This is a known problem that occurs because DCPS use DECthreads in its
operation. DECthreads uses a timer AST which expires every 0.10 of a
second and then resets itself. This causes the process to become
computable (COM) to handle the AST.
How many DCPS queues and what version are they? This would probably
throw DECps into fits.
Bill
PS - Comet V4.3 search criteria- dcps decthreads cpu time -
were the four words used.
|
448.7 | Running 1 symbiont process per queue | TAY2P1::HOWARD | Whoever it takes | Tue Apr 15 1997 17:39 | 11 |
| Thanks for the input. I will start with the number of DCPS processes
and look at QUANTUM after that. PSPA was very happy over the weekend
after I CONVERTed NSCHED$:VSS.DAT. It went from 4200 to 52 blocks. But
Monday's report is pretty much as before. Not sure if this was
related, but it probably was a good idea anyway.

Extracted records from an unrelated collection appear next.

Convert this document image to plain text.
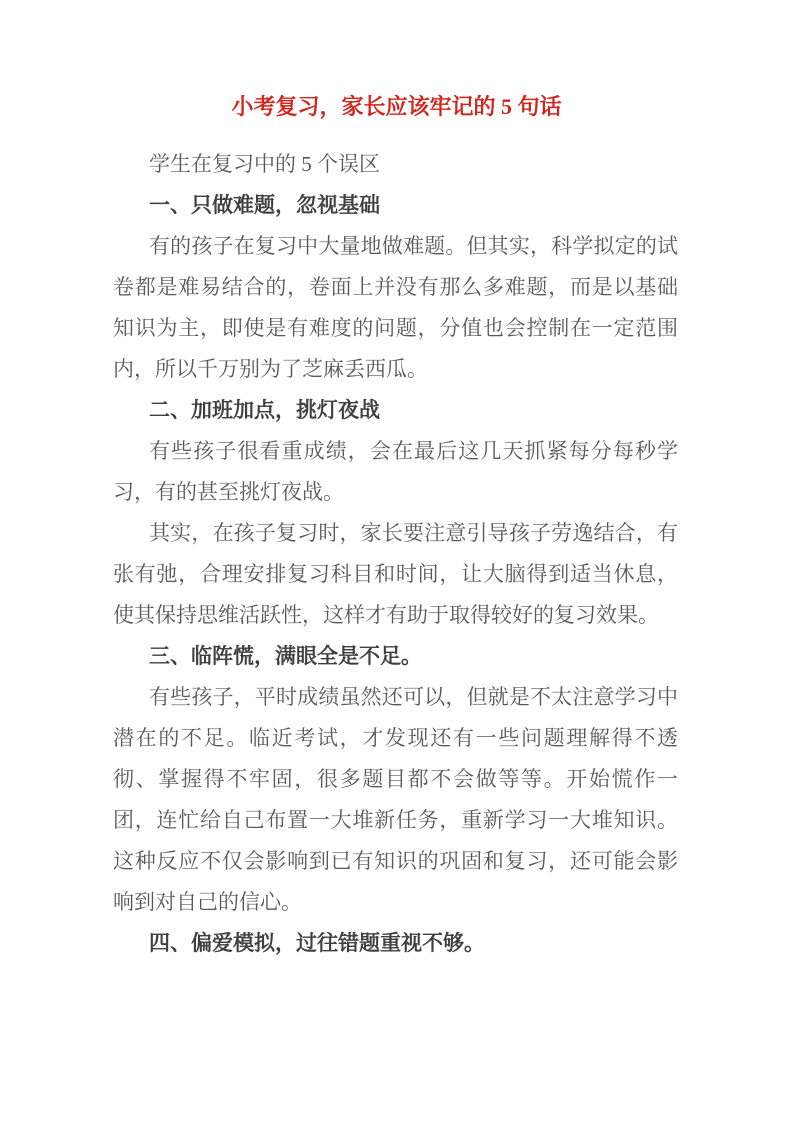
小考复习，家长应该牢记的 5 句话

学生在复习中的 5 个误区

一、只做难题，忽视基础

有的孩子在复习中大量地做难题。但其实，科学拟定的试卷都是难易结合的，卷面上并没有那么多难题，而是以基础知识为主，即使是有难度的问题，分值也会控制在一定范围内，所以千万别为了芝麻丢西瓜。

二、加班加点，挑灯夜战

有些孩子很看重成绩，会在最后这几天抓紧每分每秒学习，有的甚至挑灯夜战。

其实，在孩子复习时，家长要注意引导孩子劳逸结合，有张有弛，合理安排复习科目和时间，让大脑得到适当休息，使其保持思维活跃性，这样才有助于取得较好的复习效果。

三、临阵慌，满眼全是不足。

有些孩子，平时成绩虽然还可以，但就是不太注意学习中潜在的不足。临近考试，才发现还有一些问题理解得不透彻、掌握得不牢固，很多题目都不会做等等。开始慌作一团，连忙给自己布置一大堆新任务，重新学习一大堆知识。这种反应不仅会影响到已有知识的巩固和复习，还可能会影响到对自己的信心。

四、偏爱模拟，过往错题重视不够。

>How many DCPS queues and what version are they?
There are 58 DCPS queues running DCPS V1.3. 14 were inactive last week.
Ben
|
448.8 | DCPS$MAX_STREAMS | FUNYET::ANDERSON | Exchange *this* | Tue Apr 15 1997 21:28 | 5 |
| You can reduce the number of DCPS symbiont processes by changing the value of
the logical name DCPS$MAX_STREAMS as described in DCPS$STARTUP.COM. This may
help your situation.
Paul
|
448.9 | Looks like DCPS$MAX_STREAMS was the solution | TAY2P1::HOWARD | Whoever it takes | Fri Apr 18 1997 18:34 | 10 |
| I set DCPS$MAX_STREAMS to 4 and PSPA is now reporting no bottleneck.
It had been 8 before the problem began, but I had removed the logical
in an attempt to get PATHWORKS working. I don't know if it helped that
problem, since I did several things at the same time to get things
going again.
I appreciate the help, because I did not see the relationship between
that and the problems.
Ben
|